This model code text can be compiled into the original model code - which allows making modifications / trying different things out. This all adds a lot of complexity, so I've put it in its own set of optional files modelcode.h and modelcode.c.

Calculations (CALC_A & CALC_B)

The calculation opcodes write to a set of 8 16-bit temporary registers. These can be read as inputs to various other commands e.g. IF_VAR, IF_NOT_VAR, COLOUR and also can be used to calculate vertex positions.

The calculation opcodes can read two 16-bit variables from:

The object inputs are things like the tick #, time of day, date, landing time, object instance id, equipped mines / missiles, etc.

The list of available operations is as follows:

# Hex# Group OpCode Description
00 0 A Add Add two variables and write to output
01 1 A Subtract Subtract one variable from another and write to output
02 2 A Multiply Multiple two variables and write to output
03 3 A Divide Divide one variable by another and write to output
04 4 A DivPower2 Unsigned divide by a given power of two
05 5 A MultPower2 Multiply by a given power of two
06 6 A Max Select the max of two variables
07 7 A Min Select the minimum of two variables
08 8 B Mult2 Second multiple command (one is probably signed other unsigned)
09 9 B DivPower2Signed Signed divide by a power of two
10 A B GetModelVar Read model variable given by offset1 + offset2
11 B B ZeroIfGreater Copy first variable or 0 if greater than variable 2
12 C B ZeroIfLess Copy first variable or 0 if less than variable 2
13 D B MultSine From 16-bit rotation calculate sine and multiply by another input variable
14 E B MultCos From 16-bit rotation calculate cosine and multiply by another input variable
15 F B And Binary AND of two variables

Complex Polygon Renderer

When a complex polygon is specified, there's a specialized set of sub-codes for drawing each edge / curve. These can have any number of points, be concave and contain curved edges.
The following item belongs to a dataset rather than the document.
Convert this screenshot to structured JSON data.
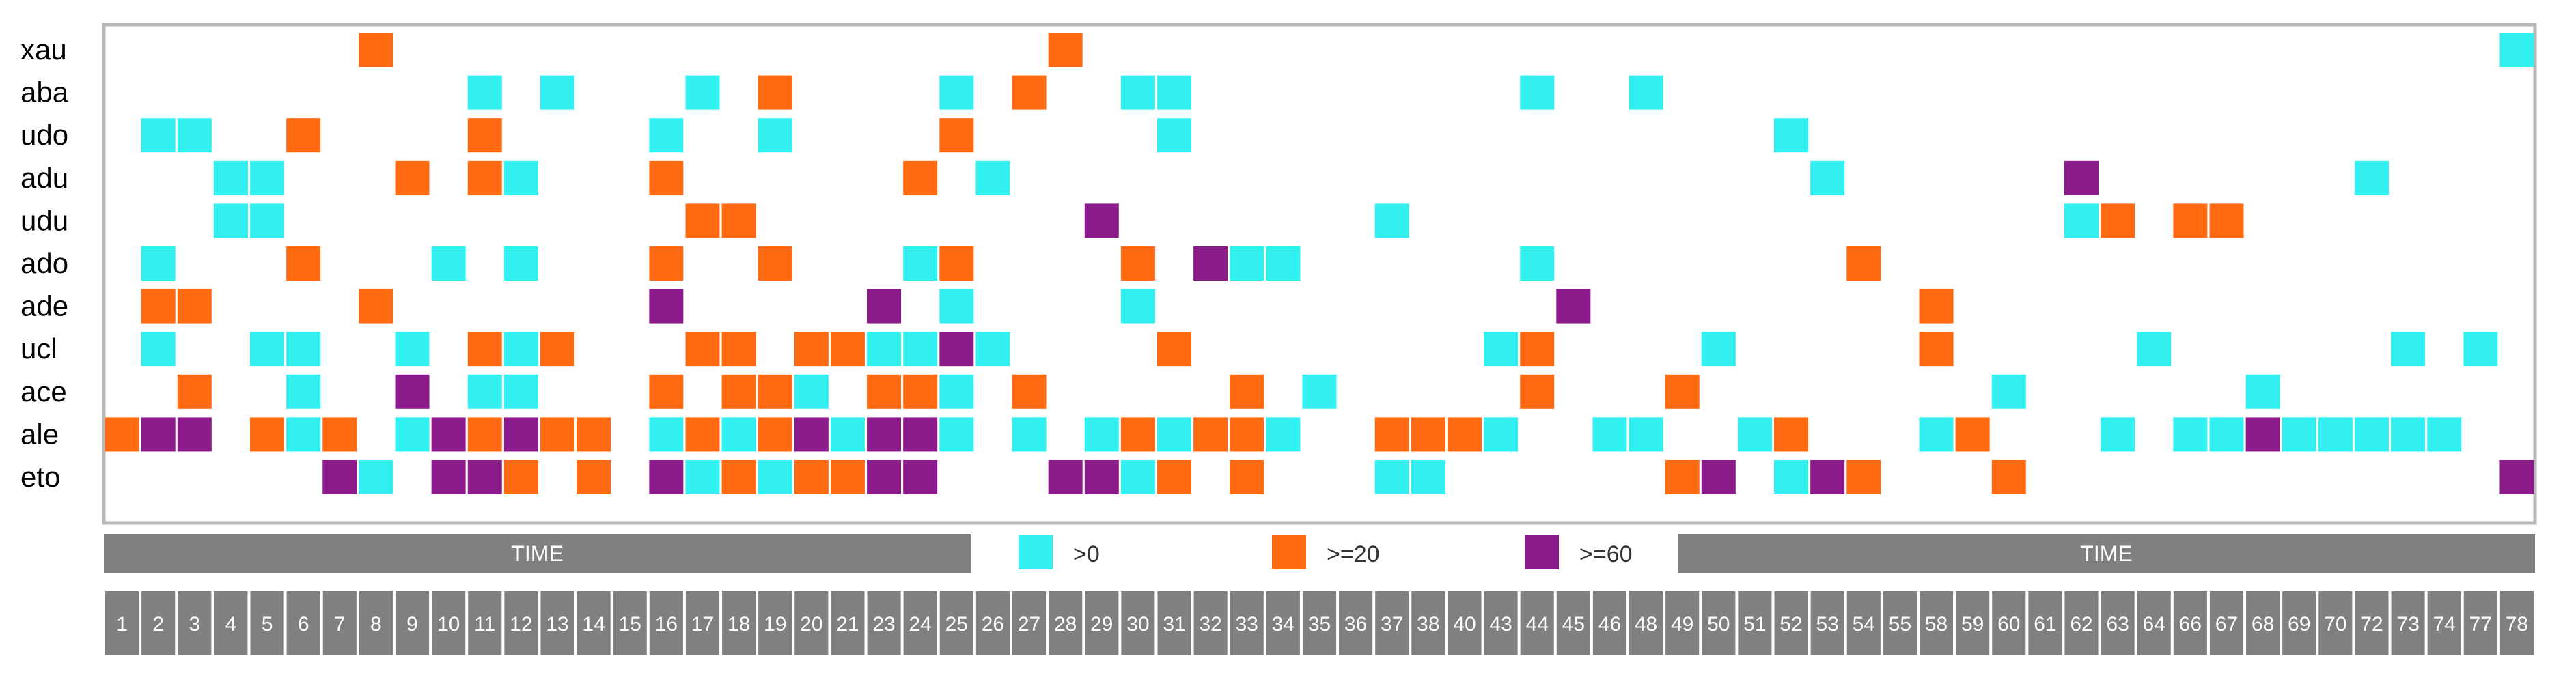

The Frontier planet logo at the beginning of the intro and the vectorized 3D text are rendered with these sub-codes.

# OpCode Description
00 Done Finished complex polygon!
01 Bezier Draw a curve given 4 vertices
02 Line Draw a line given 2 vertices
03 LineCont Draw a line from last vertex to the given vertex
04 BezierCont Draw a curve starting at last vertex given 3 new vertices
05 LineJoin Draw line from the last point to the first point
06 Circle Draw a projected circle as two joined Bézier curves

The renderer just transforms the vertices, and adds lines / Béziers to the draw list. When the curves get rasterised into lines later they are not perspective corrected, only the end points and the control points are projected. During rasterisation the curves are subdivided into lines in screenspace. This usually looks fine, it's only when a polygon is at an extreme angle to the view plane (changing Z depth over its surface) that you notice warping.

PC Version

PC intro factory
PC intro - mit Texture mapping!
Amiga intro factory
Amiga intro - Some colours got flattened!

The PC version rendered at the same resolution as the Amiga version (320x200) but with 256 colours instead of 16. This was done in 'Mode 13h' with a byte per pixel, i.e. 'chunky' and not bit plane graphics. Colours were still assigned in 4-bit Red, 4-bit Green, 4-bit Blue (i.e. 12-bit colour, for a total of 4096 possible colours). Instead of using the Blitter, the screen clear was done via the CPU writing the background colour index to the screen back buffer. With chunky graphics the rasterizer could be simplified, pixels could be written directly without the need for bitwise composition operations.

Since there's no Copper to change the palette mid-frame, the 256 colors have to cover both the UI and 3D parts of the display, so the palette was split with 128 colours for each.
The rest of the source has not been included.